- Genre: Dark Comedy;
- Written by: Omer Ikram
- Directed by: Omer Ikram
- Starring: Zahid Ahmed;
- Country of origin: Pakistan
- Original language: Urdu
- No. of episodes: 26

Production
- Production companies: Auj Production Multiverse Entertainment

Original release
- Network: Green Entertainment
- Release: 13 July – 9 December 2023

= 101 Talaqain =

Pakistani television series

101 Talaqain is Pakistani television series that premiered on 13 July 2023 on the newly launched Green Entertainment. It is directed by Omer Ikram and produced by Auj Productions in association with Multiverse Entertainment. It stars Zahid Ahmed as Rustom Kavasji, an expert divorce lawyer with a record of hundred divorces on his credit.

==Plot==
Rustom Kavasji is a divorce lawyer and has a remarkable record of hundred divorces in his career. The quirky Kavasji has doesn't much regard for love and marriage as he has suffered a heartbreak in the past.
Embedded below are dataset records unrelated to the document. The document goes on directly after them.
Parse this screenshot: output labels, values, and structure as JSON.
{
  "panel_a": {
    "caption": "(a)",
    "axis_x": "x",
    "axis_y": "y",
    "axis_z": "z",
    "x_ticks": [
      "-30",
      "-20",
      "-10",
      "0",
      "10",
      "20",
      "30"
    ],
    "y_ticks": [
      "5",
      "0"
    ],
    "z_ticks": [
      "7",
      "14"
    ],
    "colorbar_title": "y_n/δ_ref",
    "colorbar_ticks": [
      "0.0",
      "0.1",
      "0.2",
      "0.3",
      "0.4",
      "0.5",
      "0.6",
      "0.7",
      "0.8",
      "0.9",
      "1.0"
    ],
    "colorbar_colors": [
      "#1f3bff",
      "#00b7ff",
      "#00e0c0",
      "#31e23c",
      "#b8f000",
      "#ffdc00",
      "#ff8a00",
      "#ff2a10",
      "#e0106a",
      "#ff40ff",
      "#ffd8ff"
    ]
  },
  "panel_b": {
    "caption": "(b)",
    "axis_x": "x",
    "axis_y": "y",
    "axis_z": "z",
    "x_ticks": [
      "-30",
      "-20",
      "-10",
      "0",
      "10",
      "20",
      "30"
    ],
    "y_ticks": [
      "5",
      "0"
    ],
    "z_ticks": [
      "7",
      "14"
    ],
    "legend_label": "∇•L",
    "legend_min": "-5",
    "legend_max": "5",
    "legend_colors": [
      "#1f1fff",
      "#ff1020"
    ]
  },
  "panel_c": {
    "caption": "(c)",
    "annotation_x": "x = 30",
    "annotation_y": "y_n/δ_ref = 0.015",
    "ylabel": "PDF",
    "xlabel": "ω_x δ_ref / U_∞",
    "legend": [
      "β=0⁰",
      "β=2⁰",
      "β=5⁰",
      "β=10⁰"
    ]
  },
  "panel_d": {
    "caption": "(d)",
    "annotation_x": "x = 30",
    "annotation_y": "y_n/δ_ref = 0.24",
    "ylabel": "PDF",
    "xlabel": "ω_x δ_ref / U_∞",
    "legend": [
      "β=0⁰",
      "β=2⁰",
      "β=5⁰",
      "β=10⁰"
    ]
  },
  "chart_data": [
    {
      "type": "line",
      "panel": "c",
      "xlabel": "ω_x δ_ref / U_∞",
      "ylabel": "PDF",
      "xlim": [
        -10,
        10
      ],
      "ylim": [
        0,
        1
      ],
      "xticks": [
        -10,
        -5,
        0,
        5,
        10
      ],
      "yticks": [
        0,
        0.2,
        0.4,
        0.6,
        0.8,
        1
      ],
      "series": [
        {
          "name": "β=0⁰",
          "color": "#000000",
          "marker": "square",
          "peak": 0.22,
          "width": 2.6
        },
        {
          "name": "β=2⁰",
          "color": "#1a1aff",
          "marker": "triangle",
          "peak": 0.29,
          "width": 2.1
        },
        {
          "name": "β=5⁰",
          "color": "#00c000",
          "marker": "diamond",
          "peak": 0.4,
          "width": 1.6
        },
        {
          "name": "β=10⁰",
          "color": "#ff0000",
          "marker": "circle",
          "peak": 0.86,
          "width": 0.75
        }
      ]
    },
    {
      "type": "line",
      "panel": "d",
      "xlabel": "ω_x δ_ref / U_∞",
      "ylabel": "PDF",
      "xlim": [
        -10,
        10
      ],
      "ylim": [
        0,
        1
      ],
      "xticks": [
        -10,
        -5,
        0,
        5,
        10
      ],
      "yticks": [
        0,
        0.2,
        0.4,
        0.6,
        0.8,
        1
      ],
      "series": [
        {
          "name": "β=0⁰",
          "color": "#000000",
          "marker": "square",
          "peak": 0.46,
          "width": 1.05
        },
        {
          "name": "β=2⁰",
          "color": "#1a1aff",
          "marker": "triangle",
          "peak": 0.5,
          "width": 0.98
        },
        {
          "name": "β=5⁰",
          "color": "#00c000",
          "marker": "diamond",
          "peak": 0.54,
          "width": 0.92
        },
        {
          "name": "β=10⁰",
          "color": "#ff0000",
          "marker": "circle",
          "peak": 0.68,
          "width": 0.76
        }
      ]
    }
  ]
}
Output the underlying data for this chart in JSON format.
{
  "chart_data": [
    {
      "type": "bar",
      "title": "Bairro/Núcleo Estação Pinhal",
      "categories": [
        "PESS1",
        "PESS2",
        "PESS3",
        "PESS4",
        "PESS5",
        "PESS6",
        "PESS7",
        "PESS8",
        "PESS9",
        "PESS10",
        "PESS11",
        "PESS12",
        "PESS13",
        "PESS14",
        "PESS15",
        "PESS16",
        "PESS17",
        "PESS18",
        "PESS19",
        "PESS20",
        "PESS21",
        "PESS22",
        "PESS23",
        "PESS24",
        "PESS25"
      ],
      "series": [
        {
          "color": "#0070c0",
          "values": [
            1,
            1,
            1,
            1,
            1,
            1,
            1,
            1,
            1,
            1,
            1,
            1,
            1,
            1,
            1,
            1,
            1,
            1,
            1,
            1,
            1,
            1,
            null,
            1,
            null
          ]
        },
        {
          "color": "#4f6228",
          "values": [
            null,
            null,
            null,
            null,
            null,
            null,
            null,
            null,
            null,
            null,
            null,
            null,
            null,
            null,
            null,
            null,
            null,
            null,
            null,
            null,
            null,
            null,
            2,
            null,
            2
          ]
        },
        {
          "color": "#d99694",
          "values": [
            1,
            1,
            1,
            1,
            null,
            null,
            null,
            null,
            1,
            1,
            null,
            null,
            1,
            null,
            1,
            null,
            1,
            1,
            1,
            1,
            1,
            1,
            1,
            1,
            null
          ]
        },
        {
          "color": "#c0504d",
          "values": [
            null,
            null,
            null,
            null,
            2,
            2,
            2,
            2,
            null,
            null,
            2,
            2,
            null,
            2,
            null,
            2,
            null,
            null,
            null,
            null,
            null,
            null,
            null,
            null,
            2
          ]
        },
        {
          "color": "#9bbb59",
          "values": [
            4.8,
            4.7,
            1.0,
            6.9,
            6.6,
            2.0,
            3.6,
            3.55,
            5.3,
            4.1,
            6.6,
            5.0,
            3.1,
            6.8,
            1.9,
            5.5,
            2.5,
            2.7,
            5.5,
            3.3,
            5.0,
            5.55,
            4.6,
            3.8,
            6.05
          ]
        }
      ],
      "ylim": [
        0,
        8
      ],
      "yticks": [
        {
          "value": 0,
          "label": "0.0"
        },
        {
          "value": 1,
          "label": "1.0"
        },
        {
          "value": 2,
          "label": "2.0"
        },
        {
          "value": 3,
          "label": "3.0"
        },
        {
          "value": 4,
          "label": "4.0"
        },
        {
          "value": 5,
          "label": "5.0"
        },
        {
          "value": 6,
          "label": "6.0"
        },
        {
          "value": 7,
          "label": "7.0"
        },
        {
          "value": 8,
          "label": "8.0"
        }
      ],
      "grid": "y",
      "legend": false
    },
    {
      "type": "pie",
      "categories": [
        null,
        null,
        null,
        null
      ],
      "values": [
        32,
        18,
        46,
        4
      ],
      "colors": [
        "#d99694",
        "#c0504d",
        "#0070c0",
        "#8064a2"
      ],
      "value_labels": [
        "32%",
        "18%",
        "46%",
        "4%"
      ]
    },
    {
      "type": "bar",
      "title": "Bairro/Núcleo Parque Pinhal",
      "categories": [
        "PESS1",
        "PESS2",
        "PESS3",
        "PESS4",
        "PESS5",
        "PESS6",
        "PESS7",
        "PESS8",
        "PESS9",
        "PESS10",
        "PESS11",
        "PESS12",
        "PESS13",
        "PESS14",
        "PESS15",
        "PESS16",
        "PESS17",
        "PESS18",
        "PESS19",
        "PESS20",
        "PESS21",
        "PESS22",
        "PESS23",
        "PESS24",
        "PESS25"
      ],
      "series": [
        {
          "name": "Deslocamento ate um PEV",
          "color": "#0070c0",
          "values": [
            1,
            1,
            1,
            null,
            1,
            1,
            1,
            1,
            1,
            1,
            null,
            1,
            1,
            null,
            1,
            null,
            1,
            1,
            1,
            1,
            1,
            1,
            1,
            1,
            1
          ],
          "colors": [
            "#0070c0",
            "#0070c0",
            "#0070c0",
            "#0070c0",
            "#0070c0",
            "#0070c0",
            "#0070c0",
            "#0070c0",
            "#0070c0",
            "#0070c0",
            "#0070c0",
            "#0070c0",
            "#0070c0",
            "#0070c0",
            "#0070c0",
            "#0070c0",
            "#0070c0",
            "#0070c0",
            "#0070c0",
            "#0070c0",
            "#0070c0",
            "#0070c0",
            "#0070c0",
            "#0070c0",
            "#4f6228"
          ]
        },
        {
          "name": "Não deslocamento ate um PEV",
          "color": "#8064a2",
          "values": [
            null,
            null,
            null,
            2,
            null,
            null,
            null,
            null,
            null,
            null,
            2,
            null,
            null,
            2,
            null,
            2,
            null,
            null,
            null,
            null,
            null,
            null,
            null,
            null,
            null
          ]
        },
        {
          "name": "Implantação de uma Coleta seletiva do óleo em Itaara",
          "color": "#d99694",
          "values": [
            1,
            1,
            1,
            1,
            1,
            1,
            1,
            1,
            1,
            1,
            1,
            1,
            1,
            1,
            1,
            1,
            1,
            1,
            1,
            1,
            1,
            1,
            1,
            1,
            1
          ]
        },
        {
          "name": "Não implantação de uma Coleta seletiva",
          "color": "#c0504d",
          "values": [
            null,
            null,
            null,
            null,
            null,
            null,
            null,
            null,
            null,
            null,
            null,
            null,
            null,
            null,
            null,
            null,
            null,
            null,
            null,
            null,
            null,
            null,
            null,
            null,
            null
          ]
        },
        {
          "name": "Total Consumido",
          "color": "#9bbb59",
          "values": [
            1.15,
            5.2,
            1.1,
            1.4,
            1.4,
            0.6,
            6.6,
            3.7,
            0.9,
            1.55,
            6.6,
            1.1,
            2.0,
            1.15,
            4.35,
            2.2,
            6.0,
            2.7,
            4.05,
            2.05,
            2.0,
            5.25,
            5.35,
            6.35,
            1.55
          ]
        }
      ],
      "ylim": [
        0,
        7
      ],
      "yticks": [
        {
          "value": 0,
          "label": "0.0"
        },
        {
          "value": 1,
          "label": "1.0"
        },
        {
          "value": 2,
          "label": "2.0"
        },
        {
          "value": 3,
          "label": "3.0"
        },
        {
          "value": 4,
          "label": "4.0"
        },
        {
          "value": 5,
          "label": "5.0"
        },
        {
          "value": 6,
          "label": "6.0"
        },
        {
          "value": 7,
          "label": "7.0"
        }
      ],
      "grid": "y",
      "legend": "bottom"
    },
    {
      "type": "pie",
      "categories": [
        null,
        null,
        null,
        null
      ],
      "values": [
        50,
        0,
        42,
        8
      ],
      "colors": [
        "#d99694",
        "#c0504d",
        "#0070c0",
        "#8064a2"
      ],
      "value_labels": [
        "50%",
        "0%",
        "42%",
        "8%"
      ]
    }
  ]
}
The first case is of Sajjad and Aimen who was an ideal couple until the arise of problems in their lives. Sajjad contacts Rustom and tells him about his case. But somehow he gets so involved in their case.

==Cast==
- Zahid Ahmed as Rustom Kowasjee
- Anoushay Abbasi as Aimen
- Faris Khalid as Sajjad
- Sana Askari aa Aimen's mother
- Danial Afzal Khan as Aimen's father
- Hina Rizvi as Mrs. Raees
- Uroosa Siddiqui
- Srha Asghar
- Ghazala Butt as Faiza's mother
- Sadaf Aashan as Sajjad's mother
- Khaled Anam as Sajjad's father
- Farah Nadir as Nasreen
- Mojiz Hasan
- Kausar Siddiqui
- Ahmed Zeb
- Asim Mehmood
- Ayaz Samoo as Shafiq

==Production==
The official trailer was released by the network in March 2023.

===Broadcast===
On 29 June 2023, it was revealed by the channel's social media handles that the show will premier on 13 July 2023 airing episodes weekly on Thursday at 21:00 PST.

==Reception==
Youlin Magazine praised the Ikram's direction, camera work and performances of all the actors especially Ahmed. The News International panned the series for its black and white characters, predictable narrative, highlighting a rare cause of divorce instead of portraying real issues.